Anti-Ageing Foods


Rosie Mansfield

Whether you want to increase your immunity or slow down the ageing of your brain, skin and joints you can always use food as medicine.

The easiest way is to always follow by proven example, so we should look to  the habits of communities who are living the longest around the world aka ‘The Blue Zones’. Blue Zones is a concept used to identify a geographic area of the world where people live measurably longer lives. The locations currently include: Sardinia in Italy, Okinawa in Japan, Loma Linda in California, Nicoya Peninsula in Costa Rica and Ikaria in Greece.

So, what are they doing right? They eat abundant plant-based foods, practice eighty percent full, daily walking, daily napping, strong community presence, drink red wine in moderation and you can bet they probably don’t scroll through Instagram all evening! Here are some more simple daily nutritional adjustments that can be implemented into a modern Australian lifestyle to support slowing down the clock.

Eat Mediterranean Style.

Ever wondered why the locals on your favourite holiday destinations have that healthy glow? Well you can bet it’s got a lot to do with what they choose to put in their mouth. The Mediterranean diet is all about plants first and meats second – love it. An eating philosophy that is rich in abundant healthy oils like olive oil, oily fish, nuts, seeds, avocado, olives to feed skin, hair and joints. But they are not Saints and believe in healthy balance. An occasional glass of wine and dark chocolate is welcomed to make sure they get their daily fix of potent antioxidants!

Eat more plant based foods.

This doesn’t have to mean going Vegan, but choosing to whip up a vegetarian meal a few more times a week will do your body wonders due to the chance you will probably then consume far more fibre and antioxidants in a week. You can easily begin to integrate this eating philosophy into your life by starting ‘Meat Free Monday’. Some key plant based foods that can be great switches for meat eaters are mushrooms, eggplant, edamame, beans and lentils.

Eat antioxidants.

Free radicals play a role in many diseases and general ill health.

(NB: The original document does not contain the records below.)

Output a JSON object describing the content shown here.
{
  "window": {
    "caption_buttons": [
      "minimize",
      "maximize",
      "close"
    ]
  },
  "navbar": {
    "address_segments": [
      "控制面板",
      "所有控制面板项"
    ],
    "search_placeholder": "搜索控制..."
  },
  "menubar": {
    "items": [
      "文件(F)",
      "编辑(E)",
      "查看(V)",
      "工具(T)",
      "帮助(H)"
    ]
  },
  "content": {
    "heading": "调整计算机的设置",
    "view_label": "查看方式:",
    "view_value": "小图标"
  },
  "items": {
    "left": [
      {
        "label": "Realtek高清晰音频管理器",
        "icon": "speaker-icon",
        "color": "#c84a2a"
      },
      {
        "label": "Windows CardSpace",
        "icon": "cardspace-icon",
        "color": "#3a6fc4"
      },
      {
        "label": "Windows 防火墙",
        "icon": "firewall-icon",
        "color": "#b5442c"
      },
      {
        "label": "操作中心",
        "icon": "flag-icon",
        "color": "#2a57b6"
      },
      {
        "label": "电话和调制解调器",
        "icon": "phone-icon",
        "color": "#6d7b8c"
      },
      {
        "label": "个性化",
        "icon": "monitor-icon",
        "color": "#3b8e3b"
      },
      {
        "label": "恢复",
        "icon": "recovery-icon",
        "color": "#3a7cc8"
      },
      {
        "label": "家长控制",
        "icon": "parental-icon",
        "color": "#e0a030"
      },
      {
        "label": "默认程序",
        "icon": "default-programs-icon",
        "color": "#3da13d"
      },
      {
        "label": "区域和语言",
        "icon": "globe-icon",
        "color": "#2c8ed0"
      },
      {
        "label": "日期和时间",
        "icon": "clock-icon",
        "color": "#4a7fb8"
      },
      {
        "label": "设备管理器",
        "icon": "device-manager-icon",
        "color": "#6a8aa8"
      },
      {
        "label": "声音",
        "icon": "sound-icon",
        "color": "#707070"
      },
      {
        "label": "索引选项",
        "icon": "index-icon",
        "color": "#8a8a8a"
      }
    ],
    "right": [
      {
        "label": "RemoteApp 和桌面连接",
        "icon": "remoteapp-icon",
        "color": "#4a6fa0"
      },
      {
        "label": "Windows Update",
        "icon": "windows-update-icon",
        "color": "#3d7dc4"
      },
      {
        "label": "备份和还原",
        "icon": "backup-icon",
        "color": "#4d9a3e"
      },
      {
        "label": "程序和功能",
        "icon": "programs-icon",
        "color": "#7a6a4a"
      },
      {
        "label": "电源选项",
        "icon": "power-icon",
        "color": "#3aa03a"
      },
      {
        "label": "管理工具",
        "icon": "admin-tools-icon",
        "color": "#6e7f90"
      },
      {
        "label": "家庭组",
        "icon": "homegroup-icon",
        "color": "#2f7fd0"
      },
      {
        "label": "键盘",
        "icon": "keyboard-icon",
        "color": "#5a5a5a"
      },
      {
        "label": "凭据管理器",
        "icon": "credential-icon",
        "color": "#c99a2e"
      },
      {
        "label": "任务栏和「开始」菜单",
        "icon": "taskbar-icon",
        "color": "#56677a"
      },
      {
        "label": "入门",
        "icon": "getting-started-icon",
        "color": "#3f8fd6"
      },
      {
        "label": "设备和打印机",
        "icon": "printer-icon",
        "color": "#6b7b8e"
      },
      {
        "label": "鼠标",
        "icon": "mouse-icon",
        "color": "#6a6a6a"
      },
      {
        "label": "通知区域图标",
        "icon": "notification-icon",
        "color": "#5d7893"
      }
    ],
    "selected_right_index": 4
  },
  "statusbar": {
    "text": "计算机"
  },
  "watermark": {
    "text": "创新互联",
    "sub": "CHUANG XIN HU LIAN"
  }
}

So, when the body cells get damaged through food, exercise, pollution or ther lifestyle factors we need to be fuelling our bodies with naturally occurring antioxidants to counteract any damage. Foods rich in antioxidants include fruit, vegetables, red wine, dark chocolate and green tea.

Eat gut food.

As Hippocrates once (probably more) famously said “All Disease Begins in The Gut”. The gut contains so many strains of bacteria integral for our overall vitality, so let’s nourish it with digestive system supporting foods like wholegrains, apple cider vinegar, miso, broth, yoghurt, kefir, kimchi, sauerkraut and kombucha.

Eat super seasonings.

A simple and inexpensive way to turn a plain meal into a nutrient power house. From a sprinkling of turmeric, to a drizzle of manuka honey or simply a fresh cut of herbs.

Drink water.

Our largest organ is our skin, it can also be our most noticeable marker of ageing, so it seems only kind to give it what it needs.

Rosie Mansfield

Please note: Rosie's blog is general advice only. For further information on this topic please consult your healthcare professional.